We operate with the general idea that if you don’t test for a condition and you don’t have an alert for it, you can’t reasonably assume you know it’s working properly. Moreover, in the spirit of just doing the Right Thing just once (in other words, DRY), another benefit of infrastructure software testing is that after you’ve defined your needs and written your tests, you have a a pretty good idea of what kinds of alerts you need to create in your monitoring software. For Chef, developers have created tools for both unit tests and integration tests. We looked at a number of them, scouring the Food Fight Show podcast archives for any references to testing and using narrow search terms to dredge up various Opscode mailing list threads about testing from the past year or so.
At first, we experimented with chefspec and, in fact, wanted to use it and write primarily unit tests for local testing because it seemed like the most lightweight manner in which to test whether a cookbook behaves as expected. It was simple to get up and running, but we quickly encountered pain when it came to stubs and mocks. Apparently, like the other testing tools, chefspec is still under active development and may eventually find its way into our toolbox, but around the time we were having difficulty integrating it into our workflow, one of our developers had the opportunity to attend DevOps Days in New York and spoke with Sean OMeara from Opscode who demonstrated minitest-chef-handler, which painlessly facilitates integration tests. In fact, the adoption of minitest-chef-handler led us to a broader revelation about how we should expect to use Chef.
As we experimented with the different testing and workflow tools, we were, maybe without even realizing it, looking for The Right Way. Indeed, our bias towards chefspec at first was rooted in the idea that we would follow BDD/TDD philosophy closely and write the tests before the cookbooks, which is theoretically easier with unit tests, which are roughly simulated chef runs and typically more abstract than the integration tests.
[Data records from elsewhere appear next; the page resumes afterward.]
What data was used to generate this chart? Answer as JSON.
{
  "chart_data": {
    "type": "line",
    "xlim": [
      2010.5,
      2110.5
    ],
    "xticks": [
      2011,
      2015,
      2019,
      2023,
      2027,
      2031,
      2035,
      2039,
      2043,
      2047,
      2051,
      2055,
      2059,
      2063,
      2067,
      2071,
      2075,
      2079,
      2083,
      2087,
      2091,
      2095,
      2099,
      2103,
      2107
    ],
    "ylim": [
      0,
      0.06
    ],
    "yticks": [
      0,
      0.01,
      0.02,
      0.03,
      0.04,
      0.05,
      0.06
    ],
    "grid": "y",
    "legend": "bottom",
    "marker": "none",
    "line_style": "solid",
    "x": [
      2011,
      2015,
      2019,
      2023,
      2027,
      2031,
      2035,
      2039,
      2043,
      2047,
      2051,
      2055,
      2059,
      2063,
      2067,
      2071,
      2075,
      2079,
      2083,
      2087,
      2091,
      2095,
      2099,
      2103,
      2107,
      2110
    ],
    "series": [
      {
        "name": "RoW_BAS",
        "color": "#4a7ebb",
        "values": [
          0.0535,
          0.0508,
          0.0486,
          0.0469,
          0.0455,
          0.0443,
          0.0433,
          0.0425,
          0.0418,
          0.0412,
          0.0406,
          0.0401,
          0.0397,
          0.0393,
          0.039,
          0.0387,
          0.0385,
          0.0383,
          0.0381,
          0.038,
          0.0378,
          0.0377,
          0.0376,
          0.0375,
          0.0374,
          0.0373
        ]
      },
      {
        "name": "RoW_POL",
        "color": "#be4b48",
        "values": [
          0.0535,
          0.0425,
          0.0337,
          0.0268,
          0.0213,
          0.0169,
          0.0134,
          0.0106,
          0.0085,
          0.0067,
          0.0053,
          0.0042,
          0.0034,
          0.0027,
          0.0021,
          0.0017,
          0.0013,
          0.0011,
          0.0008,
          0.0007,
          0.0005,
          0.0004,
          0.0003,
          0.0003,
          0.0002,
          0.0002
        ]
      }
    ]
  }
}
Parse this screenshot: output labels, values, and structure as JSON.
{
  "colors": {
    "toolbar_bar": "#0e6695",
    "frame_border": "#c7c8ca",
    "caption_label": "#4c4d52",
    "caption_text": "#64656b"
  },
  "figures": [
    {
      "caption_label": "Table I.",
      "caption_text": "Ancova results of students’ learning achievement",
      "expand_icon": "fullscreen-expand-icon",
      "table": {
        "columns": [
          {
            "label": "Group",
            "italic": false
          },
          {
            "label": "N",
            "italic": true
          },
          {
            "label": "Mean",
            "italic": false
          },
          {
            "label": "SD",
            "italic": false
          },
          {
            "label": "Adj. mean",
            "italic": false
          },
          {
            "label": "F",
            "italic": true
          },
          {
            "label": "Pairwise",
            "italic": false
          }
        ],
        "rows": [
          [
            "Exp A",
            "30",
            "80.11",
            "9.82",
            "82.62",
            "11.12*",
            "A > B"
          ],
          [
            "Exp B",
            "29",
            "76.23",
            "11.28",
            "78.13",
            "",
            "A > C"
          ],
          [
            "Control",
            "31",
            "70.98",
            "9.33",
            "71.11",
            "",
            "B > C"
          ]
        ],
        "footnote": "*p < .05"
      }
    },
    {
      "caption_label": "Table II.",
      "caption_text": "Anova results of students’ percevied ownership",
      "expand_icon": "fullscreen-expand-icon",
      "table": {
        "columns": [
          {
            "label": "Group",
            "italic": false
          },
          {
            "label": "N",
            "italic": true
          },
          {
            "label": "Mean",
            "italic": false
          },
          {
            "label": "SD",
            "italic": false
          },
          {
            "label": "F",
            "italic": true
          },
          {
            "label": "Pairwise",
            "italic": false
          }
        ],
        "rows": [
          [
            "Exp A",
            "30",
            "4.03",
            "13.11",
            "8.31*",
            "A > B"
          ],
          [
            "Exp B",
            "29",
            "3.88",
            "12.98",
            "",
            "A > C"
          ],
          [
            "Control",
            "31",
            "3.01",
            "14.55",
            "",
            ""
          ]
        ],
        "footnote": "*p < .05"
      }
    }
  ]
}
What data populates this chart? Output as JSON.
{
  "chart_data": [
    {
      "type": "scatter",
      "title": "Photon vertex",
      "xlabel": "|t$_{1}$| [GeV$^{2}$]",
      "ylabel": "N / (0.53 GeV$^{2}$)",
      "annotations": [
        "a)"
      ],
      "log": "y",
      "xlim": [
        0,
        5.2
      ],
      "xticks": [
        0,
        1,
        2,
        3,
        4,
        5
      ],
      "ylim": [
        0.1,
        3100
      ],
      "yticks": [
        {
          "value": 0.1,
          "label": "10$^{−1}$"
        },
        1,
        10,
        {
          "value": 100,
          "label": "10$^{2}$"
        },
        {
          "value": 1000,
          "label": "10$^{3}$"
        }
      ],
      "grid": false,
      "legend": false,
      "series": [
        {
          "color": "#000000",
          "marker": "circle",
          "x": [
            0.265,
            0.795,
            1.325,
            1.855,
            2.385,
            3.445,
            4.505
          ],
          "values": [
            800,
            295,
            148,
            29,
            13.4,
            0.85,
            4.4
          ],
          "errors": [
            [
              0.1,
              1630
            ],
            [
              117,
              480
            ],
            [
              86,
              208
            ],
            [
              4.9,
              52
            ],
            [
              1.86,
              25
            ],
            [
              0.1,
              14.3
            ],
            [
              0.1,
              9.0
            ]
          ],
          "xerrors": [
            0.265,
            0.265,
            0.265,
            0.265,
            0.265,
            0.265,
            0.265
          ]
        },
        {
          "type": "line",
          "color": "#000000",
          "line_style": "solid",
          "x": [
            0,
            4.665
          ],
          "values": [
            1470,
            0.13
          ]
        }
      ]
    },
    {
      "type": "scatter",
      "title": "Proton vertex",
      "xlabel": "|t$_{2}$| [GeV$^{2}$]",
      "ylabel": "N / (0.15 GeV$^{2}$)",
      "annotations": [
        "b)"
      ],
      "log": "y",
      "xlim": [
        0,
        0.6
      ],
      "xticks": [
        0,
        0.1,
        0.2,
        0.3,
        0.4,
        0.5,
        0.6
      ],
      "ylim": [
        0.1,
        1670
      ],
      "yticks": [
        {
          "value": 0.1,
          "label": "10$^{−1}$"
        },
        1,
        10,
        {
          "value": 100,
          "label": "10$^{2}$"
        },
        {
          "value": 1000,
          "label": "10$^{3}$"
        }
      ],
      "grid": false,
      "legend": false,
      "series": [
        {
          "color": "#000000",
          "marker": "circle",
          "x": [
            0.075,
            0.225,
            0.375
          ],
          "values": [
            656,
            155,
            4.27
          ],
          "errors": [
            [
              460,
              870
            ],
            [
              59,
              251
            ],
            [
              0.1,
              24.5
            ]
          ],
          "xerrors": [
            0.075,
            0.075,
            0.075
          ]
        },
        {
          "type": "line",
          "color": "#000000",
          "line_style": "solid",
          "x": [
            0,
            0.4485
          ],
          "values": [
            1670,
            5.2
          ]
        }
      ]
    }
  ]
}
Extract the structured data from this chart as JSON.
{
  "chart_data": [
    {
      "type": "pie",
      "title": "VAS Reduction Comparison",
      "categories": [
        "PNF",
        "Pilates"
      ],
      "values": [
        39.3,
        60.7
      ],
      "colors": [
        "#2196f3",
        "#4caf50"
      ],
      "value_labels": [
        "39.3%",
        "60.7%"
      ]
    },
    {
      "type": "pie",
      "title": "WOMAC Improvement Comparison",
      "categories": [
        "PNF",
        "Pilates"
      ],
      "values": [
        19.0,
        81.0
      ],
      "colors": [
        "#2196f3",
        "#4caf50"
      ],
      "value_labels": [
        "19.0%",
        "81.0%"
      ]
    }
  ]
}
Upon coming to know and love minitest-chef-handler so easily, along with the minitest-handler cookbook, it became apparent to us that to get the end results we want — in early 2013, at least — is to accept that Chef and its periphery are in a period of rapid development, particularly when it comes to issues related to workflow and testing tools. As a result of this, we decided to stop worrying and learn to love transient infrastructure tooling.
Currently, we have a workflow in which the master of each cookbook’s repo can always be deployed, and we run integration tests on a staging node before pushing out to prod. We have a few safeguards in place to prevent bad cookbooks from making it out to production, but we certainly don’t have fully automated infrastructure at this point. We do, however, have a workflow in place that supports multiple developers and gives them somewhere to test their cookbooks other than production, and they can do so without undue psychological overhead. Moreover, to get to where we are now, we had to get detailed about how we want to interact with Chef and what we want it to do, which necessarily led us to determine how we want to comfortably build out Chef while guaranteeing our infrastructure.
In case it seems coy to obliquely describe our environment and development pipeline without details, it’s specifically to avoid muddying the somewhat confusing landscape of Chef testing software. Indeed, “Chef” as a metaphor holds up well because we have learned so far that it helps to know how to cook with the various ingredients in order to determine which you want in your entrees. While we were seeking tools, we doubtlessly benefited from many tools discussions within the Chef user community, but even today, we can say that we already have our eyes towards the adoption of other testing tools in the near-ish future (Test Kitchen is coming together and integrates with Berkshelf). We wanted to share our story, though, so that we might provide hope to other Chefs by saying that we have implemented an imperfect system and are embracing this experience as real-world iterative development.